The idea of a Kryptonian computer program that goes bad and becomes and enemy of Superman was already someone else’s shtick when they gave it to Brainiac. The Eradicator is a Kryptonian device that has gone on to gain a humanoid form and appear as a villain or ally to Superman when a story needs it. Eradicator may not yet be an especially engaging character, but he has a prominent role in the comics from the Death of Superman era, so he will continue to be a recurring presence in Superman stories from now on. Maybe he’s not iconic, but he shows up and that’s half the work toward becoming a classic character.

So if we give the Kryptonian computer role to Brainiac, we’re going to have a redundancy when Eradicator comes along. We don’t need two of ’em.

It Makes Outer Space Feel Smaller

If Brainiac joins the Phantom Zoners and Eradicator as being villains from Krypton then it really starts to seem like ALL of the villains are from Krypton. Space is vast! If everything that happens in it revolves around one dead planet, we’re really underutilizing what space has to offer. But if we let Brainiac have planet Colu, we have a whole other world we get to play with. Coluan culture can become a source of story ideas. You can introduce other Coluan characters or locations on the planet to visit.

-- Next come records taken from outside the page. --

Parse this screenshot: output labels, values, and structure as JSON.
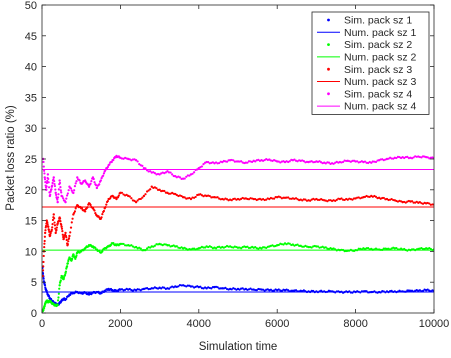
{
  "chart_data": {
    "type": "scatter",
    "title": "",
    "xlabel": "Simulation time",
    "ylabel": "Packet loss ratio (%)",
    "xlim": [
      0,
      10000
    ],
    "ylim": [
      0,
      50
    ],
    "xticks": [
      0,
      2000,
      4000,
      6000,
      8000,
      10000
    ],
    "yticks": [
      0,
      5,
      10,
      15,
      20,
      25,
      30,
      35,
      40,
      45,
      50
    ],
    "grid": false,
    "legend_position": "top-right",
    "series": [
      {
        "name": "Sim. pack sz 1",
        "kind": "scatter",
        "color": "#0000ff",
        "points": [
          [
            10,
            7.5
          ],
          [
            30,
            6.0
          ],
          [
            60,
            4.8
          ],
          [
            100,
            3.8
          ],
          [
            150,
            3.0
          ],
          [
            200,
            2.4
          ],
          [
            250,
            2.0
          ],
          [
            300,
            1.7
          ],
          [
            350,
            1.5
          ],
          [
            400,
            1.3
          ],
          [
            450,
            1.6
          ],
          [
            500,
            2.0
          ],
          [
            550,
            2.3
          ],
          [
            600,
            2.2
          ],
          [
            700,
            3.0
          ],
          [
            800,
            3.3
          ],
          [
            900,
            3.4
          ],
          [
            1000,
            3.2
          ],
          [
            1100,
            3.3
          ],
          [
            1200,
            3.0
          ],
          [
            1300,
            3.3
          ],
          [
            1400,
            3.4
          ],
          [
            1500,
            3.2
          ],
          [
            1600,
            3.6
          ],
          [
            1700,
            3.9
          ],
          [
            1800,
            3.7
          ],
          [
            1900,
            3.6
          ],
          [
            2000,
            3.8
          ],
          [
            2200,
            3.8
          ],
          [
            2400,
            3.7
          ],
          [
            2600,
            3.9
          ],
          [
            2800,
            4.0
          ],
          [
            3000,
            4.1
          ],
          [
            3200,
            4.0
          ],
          [
            3400,
            4.3
          ],
          [
            3600,
            4.5
          ],
          [
            3800,
            4.3
          ],
          [
            4000,
            4.2
          ],
          [
            4200,
            4.0
          ],
          [
            4400,
            4.2
          ],
          [
            4600,
            4.0
          ],
          [
            4800,
            3.9
          ],
          [
            5000,
            3.9
          ],
          [
            5200,
            3.9
          ],
          [
            5400,
            3.8
          ],
          [
            5600,
            3.8
          ],
          [
            5800,
            3.7
          ],
          [
            6000,
            3.7
          ],
          [
            6200,
            3.7
          ],
          [
            6400,
            3.6
          ],
          [
            6600,
            3.6
          ],
          [
            6800,
            3.5
          ],
          [
            7000,
            3.5
          ],
          [
            7200,
            3.5
          ],
          [
            7400,
            3.5
          ],
          [
            7600,
            3.4
          ],
          [
            7800,
            3.4
          ],
          [
            8000,
            3.4
          ],
          [
            8200,
            3.5
          ],
          [
            8400,
            3.4
          ],
          [
            8600,
            3.4
          ],
          [
            8800,
            3.5
          ],
          [
            9000,
            3.5
          ],
          [
            9200,
            3.5
          ],
          [
            9400,
            3.6
          ],
          [
            9600,
            3.6
          ],
          [
            9800,
            3.7
          ],
          [
            10000,
            3.6
          ]
        ]
      },
      {
        "name": "Num. pack sz 1",
        "kind": "line",
        "color": "#0000ff",
        "points": [
          [
            0,
            3.4
          ],
          [
            10000,
            3.4
          ]
        ]
      },
      {
        "name": "Sim. pack sz 2",
        "kind": "scatter",
        "color": "#00ff00",
        "points": [
          [
            20,
            0.3
          ],
          [
            50,
            0.8
          ],
          [
            80,
            1.5
          ],
          [
            120,
            2.0
          ],
          [
            160,
            1.8
          ],
          [
            200,
            2.0
          ],
          [
            250,
            1.6
          ],
          [
            300,
            1.4
          ],
          [
            350,
            1.2
          ],
          [
            400,
            1.3
          ],
          [
            450,
            4.5
          ],
          [
            500,
            6.0
          ],
          [
            550,
            5.5
          ],
          [
            600,
            6.5
          ],
          [
            650,
            8.0
          ],
          [
            700,
            9.0
          ],
          [
            750,
            8.5
          ],
          [
            800,
            9.5
          ],
          [
            850,
            8.8
          ],
          [
            900,
            9.8
          ],
          [
            1000,
            10.0
          ],
          [
            1100,
            10.5
          ],
          [
            1200,
            11.0
          ],
          [
            1300,
            10.8
          ],
          [
            1400,
            10.3
          ],
          [
            1500,
            9.8
          ],
          [
            1600,
            10.5
          ],
          [
            1700,
            10.8
          ],
          [
            1800,
            11.3
          ],
          [
            1900,
            11.0
          ],
          [
            2000,
            11.2
          ],
          [
            2200,
            11.0
          ],
          [
            2400,
            10.7
          ],
          [
            2600,
            10.2
          ],
          [
            2800,
            10.8
          ],
          [
            3000,
            11.2
          ],
          [
            3200,
            11.0
          ],
          [
            3400,
            10.8
          ],
          [
            3600,
            10.5
          ],
          [
            3800,
            10.3
          ],
          [
            4000,
            10.5
          ],
          [
            4200,
            10.8
          ],
          [
            4400,
            10.6
          ],
          [
            4600,
            10.7
          ],
          [
            4800,
            10.8
          ],
          [
            5000,
            10.6
          ],
          [
            5200,
            10.7
          ],
          [
            5400,
            10.6
          ],
          [
            5600,
            10.5
          ],
          [
            5800,
            10.8
          ],
          [
            6000,
            11.0
          ],
          [
            6200,
            11.3
          ],
          [
            6400,
            11.1
          ],
          [
            6600,
            10.9
          ],
          [
            6800,
            10.7
          ],
          [
            7000,
            10.8
          ],
          [
            7200,
            10.6
          ],
          [
            7400,
            10.4
          ],
          [
            7600,
            10.2
          ],
          [
            7800,
            10.1
          ],
          [
            8000,
            10.2
          ],
          [
            8200,
            10.5
          ],
          [
            8400,
            10.4
          ],
          [
            8600,
            10.3
          ],
          [
            8800,
            10.4
          ],
          [
            9000,
            10.5
          ],
          [
            9200,
            10.3
          ],
          [
            9400,
            10.2
          ],
          [
            9600,
            10.4
          ],
          [
            9800,
            10.5
          ],
          [
            10000,
            10.3
          ]
        ]
      },
      {
        "name": "Num. pack sz 2",
        "kind": "line",
        "color": "#00ff00",
        "points": [
          [
            0,
            10.2
          ],
          [
            10000,
            10.2
          ]
        ]
      },
      {
        "name": "Sim. pack sz 3",
        "kind": "scatter",
        "color": "#ff0000",
        "points": [
          [
            20,
            6.0
          ],
          [
            50,
            10.0
          ],
          [
            80,
            13.0
          ],
          [
            120,
            15.0
          ],
          [
            160,
            14.0
          ],
          [
            200,
            12.5
          ],
          [
            250,
            13.5
          ],
          [
            300,
            16.0
          ],
          [
            350,
            13.0
          ],
          [
            400,
            14.5
          ],
          [
            450,
            15.5
          ],
          [
            500,
            14.0
          ],
          [
            550,
            12.0
          ],
          [
            600,
            13.0
          ],
          [
            650,
            11.0
          ],
          [
            700,
            12.5
          ],
          [
            800,
            16.0
          ],
          [
            900,
            17.5
          ],
          [
            1000,
            17.0
          ],
          [
            1100,
            16.5
          ],
          [
            1200,
            17.8
          ],
          [
            1300,
            17.0
          ],
          [
            1400,
            15.8
          ],
          [
            1500,
            15.3
          ],
          [
            1600,
            17.0
          ],
          [
            1700,
            18.5
          ],
          [
            1800,
            19.0
          ],
          [
            1900,
            18.5
          ],
          [
            2000,
            19.5
          ],
          [
            2200,
            19.0
          ],
          [
            2400,
            18.0
          ],
          [
            2600,
            19.0
          ],
          [
            2800,
            20.5
          ],
          [
            3000,
            20.0
          ],
          [
            3200,
            19.5
          ],
          [
            3400,
            19.3
          ],
          [
            3600,
            18.8
          ],
          [
            3800,
            18.5
          ],
          [
            4000,
            19.2
          ],
          [
            4200,
            19.0
          ],
          [
            4400,
            18.8
          ],
          [
            4600,
            18.5
          ],
          [
            4800,
            18.4
          ],
          [
            5000,
            18.5
          ],
          [
            5200,
            18.6
          ],
          [
            5400,
            18.5
          ],
          [
            5600,
            18.4
          ],
          [
            5800,
            18.5
          ],
          [
            6000,
            18.8
          ],
          [
            6200,
            18.7
          ],
          [
            6400,
            18.6
          ],
          [
            6600,
            18.4
          ],
          [
            6800,
            18.3
          ],
          [
            7000,
            18.5
          ],
          [
            7200,
            18.3
          ],
          [
            7400,
            18.2
          ],
          [
            7600,
            18.5
          ],
          [
            7800,
            18.4
          ],
          [
            8000,
            18.6
          ],
          [
            8200,
            18.8
          ],
          [
            8400,
            19.0
          ],
          [
            8600,
            18.7
          ],
          [
            8800,
            18.5
          ],
          [
            9000,
            18.3
          ],
          [
            9200,
            18.0
          ],
          [
            9400,
            18.1
          ],
          [
            9600,
            17.9
          ],
          [
            9800,
            17.8
          ],
          [
            10000,
            17.6
          ]
        ]
      },
      {
        "name": "Num. pack sz 3",
        "kind": "line",
        "color": "#ff0000",
        "points": [
          [
            0,
            17.2
          ],
          [
            10000,
            17.2
          ]
        ]
      },
      {
        "name": "Sim. pack sz 4",
        "kind": "scatter",
        "color": "#ff00ff",
        "points": [
          [
            30,
            25.0
          ],
          [
            70,
            22.0
          ],
          [
            110,
            20.0
          ],
          [
            150,
            22.5
          ],
          [
            200,
            19.0
          ],
          [
            250,
            20.5
          ],
          [
            300,
            22.0
          ],
          [
            350,
            19.5
          ],
          [
            400,
            18.0
          ],
          [
            450,
            21.5
          ],
          [
            500,
            19.0
          ],
          [
            600,
            18.0
          ],
          [
            700,
            20.5
          ],
          [
            800,
            19.5
          ],
          [
            900,
            22.0
          ],
          [
            1000,
            21.0
          ],
          [
            1100,
            21.5
          ],
          [
            1200,
            20.5
          ],
          [
            1300,
            22.0
          ],
          [
            1400,
            20.3
          ],
          [
            1500,
            21.5
          ],
          [
            1600,
            23.0
          ],
          [
            1700,
            24.0
          ],
          [
            1800,
            24.8
          ],
          [
            1900,
            25.5
          ],
          [
            2000,
            25.2
          ],
          [
            2200,
            25.0
          ],
          [
            2400,
            24.8
          ],
          [
            2600,
            23.5
          ],
          [
            2800,
            22.8
          ],
          [
            3000,
            22.5
          ],
          [
            3200,
            23.0
          ],
          [
            3400,
            22.2
          ],
          [
            3600,
            21.8
          ],
          [
            3800,
            22.5
          ],
          [
            4000,
            23.5
          ],
          [
            4200,
            24.5
          ],
          [
            4400,
            24.3
          ],
          [
            4600,
            24.5
          ],
          [
            4800,
            24.8
          ],
          [
            5000,
            24.6
          ],
          [
            5200,
            24.4
          ],
          [
            5400,
            24.7
          ],
          [
            5600,
            24.8
          ],
          [
            5800,
            24.9
          ],
          [
            6000,
            24.6
          ],
          [
            6200,
            24.5
          ],
          [
            6400,
            24.8
          ],
          [
            6600,
            24.7
          ],
          [
            6800,
            24.5
          ],
          [
            7000,
            24.6
          ],
          [
            7200,
            24.4
          ],
          [
            7400,
            24.3
          ],
          [
            7600,
            24.5
          ],
          [
            7800,
            24.7
          ],
          [
            8000,
            24.6
          ],
          [
            8200,
            24.5
          ],
          [
            8400,
            24.4
          ],
          [
            8600,
            24.8
          ],
          [
            8800,
            25.0
          ],
          [
            9000,
            25.2
          ],
          [
            9200,
            25.3
          ],
          [
            9400,
            25.2
          ],
          [
            9600,
            25.4
          ],
          [
            9800,
            25.3
          ],
          [
            10000,
            25.1
          ]
        ]
      },
      {
        "name": "Num. pack sz 4",
        "kind": "line",
        "color": "#ff00ff",
        "points": [
          [
            0,
            23.3
          ],
          [
            10000,
            23.3
          ]
        ]
      }
    ]
  }
}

I’m not a particular fan of the Legion of Superheroes, but that series gave us Brainiac-5, a Coluan descendant of the supervillain who is a hero. Brainiac-5 is a popular character and he’d make less sense if Colu is out of the picture.

Krypton’s Death Is More Meaningful If It Was Meaningless

And what bugs me most about tying Brainiac to Krypton is that it implies he’s involved in its destruction. I don’t like when the destruction of Superman’s homeworld is actively being caused by any individual or organization. It works best when the planet is doomed by natural causes and the inaction of its people to act. It we say the destruction was actually intentionally caused by Brainiac it is less about the failure of Kryptonians to solve the problem and more about just a supervillain. That’s less good. But I can’t stress enough that I feel that way about ANY villain who destroys Krypton, not just Brainiac.

Anyway, this was more than I intended to type on this topic. I could come up with more, but I think I’ve made my point. You’re welcome to like the idea of Brainiac being from Krypton if you want. You’d just be wrong. There’s no shame in that.